Suppose that \@ref(eq:fund-lp-P) is not infeasible.
Form the system
\begin{align}
\begin{split}
z- \vec{c}^\T \vec{x} & \geq 0\\
-z+ \vec{c}^\T \vec{x} & \geq 0 \\
\mm{A}\vec{x} & \geq \vec{b}.
\end{split}
(\#eq:fund-lp-S)
\end{align} 
Solving \@ref(eq:fund-lp-P) is equivalent to finding
among all the solutions to \@ref(eq:fund-lp-S)
one that minimizes \(z\), if it exists.
Eliminating the variables \(x_1,\ldots,x_n\) (in any order) using
Fourier-Motzkin elimination gives a system of linear inequalities
(S) containing at most the variable \(z\).
By scaling, we may assume that the each coefficient of \(z\)
in (S) is \(1\), \(-1\), or \(0\).
Note that any \(z\) satisfying (S)
can be extended to a solution to \@ref(eq:fund-lp-S)
and the \(z\) value from
any solution to \@ref(eq:fund-lp-S) must satisfy (S).
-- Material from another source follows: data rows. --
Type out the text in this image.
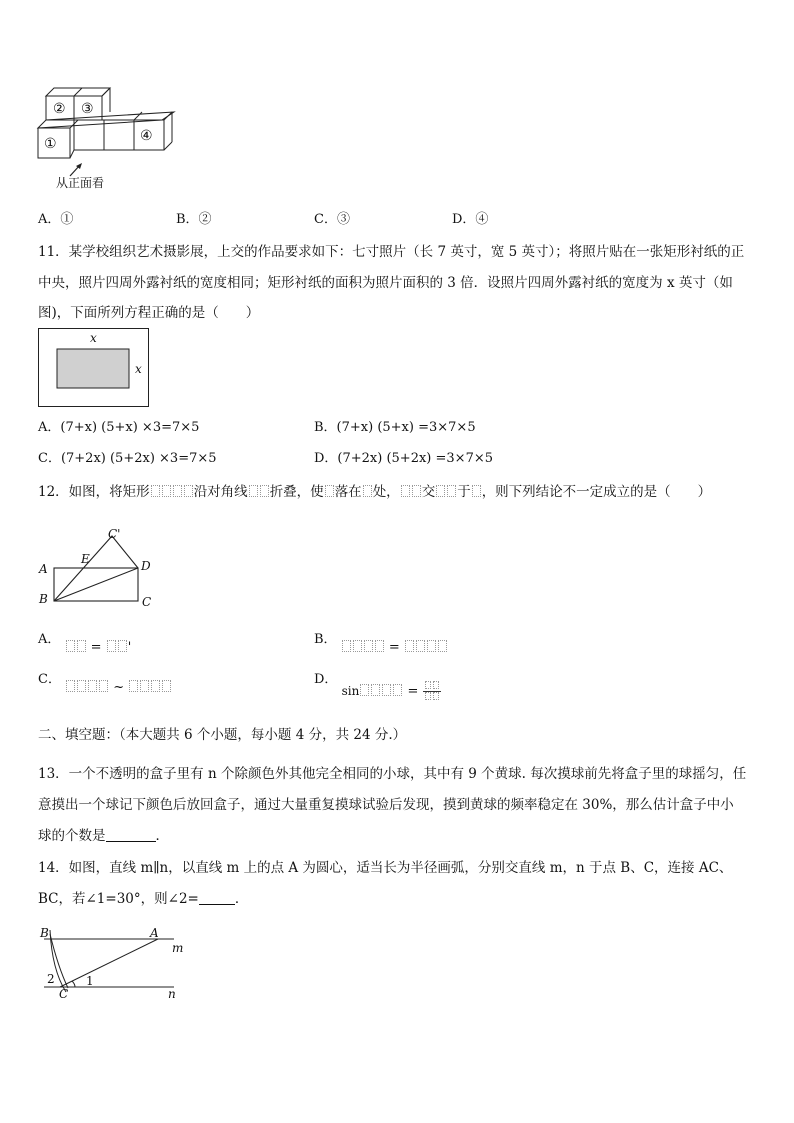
② ③
①	④
从正面看
A．①	B．②	C．③	D．④
11．某学校组织艺术摄影展，上交的作品要求如下：七寸照片（长 7 英寸，宽 5 英寸）；将照片贴在一张矩形衬纸的正
中央，照片四周外露衬纸的宽度相同；矩形衬纸的面积为照片面积的 3 倍．设照片四周外露衬纸的宽度为 x 英寸（如
图)，下面所列方程正确的是（　　）
x
x
A．(7+x) (5+x) ×3=7×5	B．(7+x) (5+x) =3×7×5
C．(7+2x) (5+2x) ×3=7×5	D．(7+2x) (5+2x) =3×7×5
12．如图，将矩形	沿对角线 折叠，使 落在 处， 交 于 ，则下列结论不一定成立的是（　　）
C'
E
A	D
B	C
A．  = '
B．  =
C．  ~
D． sin	=
二、填空题：（本大题共 6 个小题，每小题 4 分，共 24 分.）
13．一个不透明的盒子里有 n 个除颜色外其他完全相同的小球，其中有 9 个黄球. 每次摸球前先将盒子里的球摇匀，任
意摸出一个球记下颜色后放回盒子，通过大量重复摸球试验后发现，摸到黄球的频率稳定在 30%，那么估计盒子中小
球的个数是	．
14．如图，直线 m∥n，以直线 m 上的点 A 为圆心，适当长为半径画弧，分别交直线 m，n 于点 B、C，连接 AC、
BC，若∠1=30°，则∠2=	．
B	A
m
2
C
1
n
That \@ref(eq:fund-lp-P) is not unbounded implies that
(S) must contain an inequality
of the form \(z \geq \beta\) for some \(\beta \in \RR.\)  (Why?)
Let all the inequalites in which the coefficient of \(z\) is positive be
\[z \geq \beta_i\]
where \(\beta_i \in \RR\) for \(i = 1,\ldots,p\) for
some positive integer \(p\).
Let \(\gamma = \max\{\beta_1,\ldots,\beta_p\}\).
Then for any solution \(x,z\) to \@ref(eq:fund-lp-S),
\(z\) is at least \(\gamma\).
But we can set \(z = \gamma\) and extend it to a solution to
\@ref(eq:fund-lp-S).
Hence, we obtain an optimal solution for \@ref(eq:fund-lp-P) and
\(\gamma\) is the optimal value.  This completes the proof of
the theorem.

\(\qed\)

**Remark.** We can construct multipliers
to infer the inequality \(\vec{c}^\T \vec{x} \geq \gamma\) from
the system \(\mm{A}\vec{x} \geq \vec{b}\).
Because we obtained the inequality \(z \geq \gamma\)
using Fourier-Motzkin elimination,
there must exist real numbers \(\alpha, \beta, y^*_1,\ldots, y^*_m\geq 0\)
such that
\[
\begin{bmatrix}\alpha & \beta & y^*_1 & \cdots &y^*_m\end{bmatrix}
\begin{bmatrix}
1 & -\vec{c}^\T  \\
-1 & \vec{c}^\T  \\
0 & \mm{A}
\end{bmatrix}
\begin{bmatrix} z \\ \vec{x} \end{bmatrix}
\geq
\begin{bmatrix}\alpha & \beta & y^*_1 & \cdots &y^*_m\end{bmatrix}
\begin{bmatrix} 0 \\ 0\\ \vec{b} \end{bmatrix}
\]
is identically  \(z \geq \gamma\).
Note that we must have \(\alpha-\beta = 1\) and
\[\mathbf{y}^* \geq \mathbf{0},~{\mathbf{y}^*}^\T \mm{A}
= \vec{c}^\T ,~\mbox{and }
{\mathbf{y}^*}^\T \vec{b} = \gamma\]
where \(\mathbf{y}^* = [y^*_1,\ldots,y^*_m]^\T \).
Hence, \(y^*_1,\ldots,y^*_m\) are the desired multipliers.,


The significance of the fact
that we can infer \(\vec{c}^\T \vec{x} \geq \gamma\)
where \(\gamma\) will be discussed in more details when we
look at duality theory for linear programming.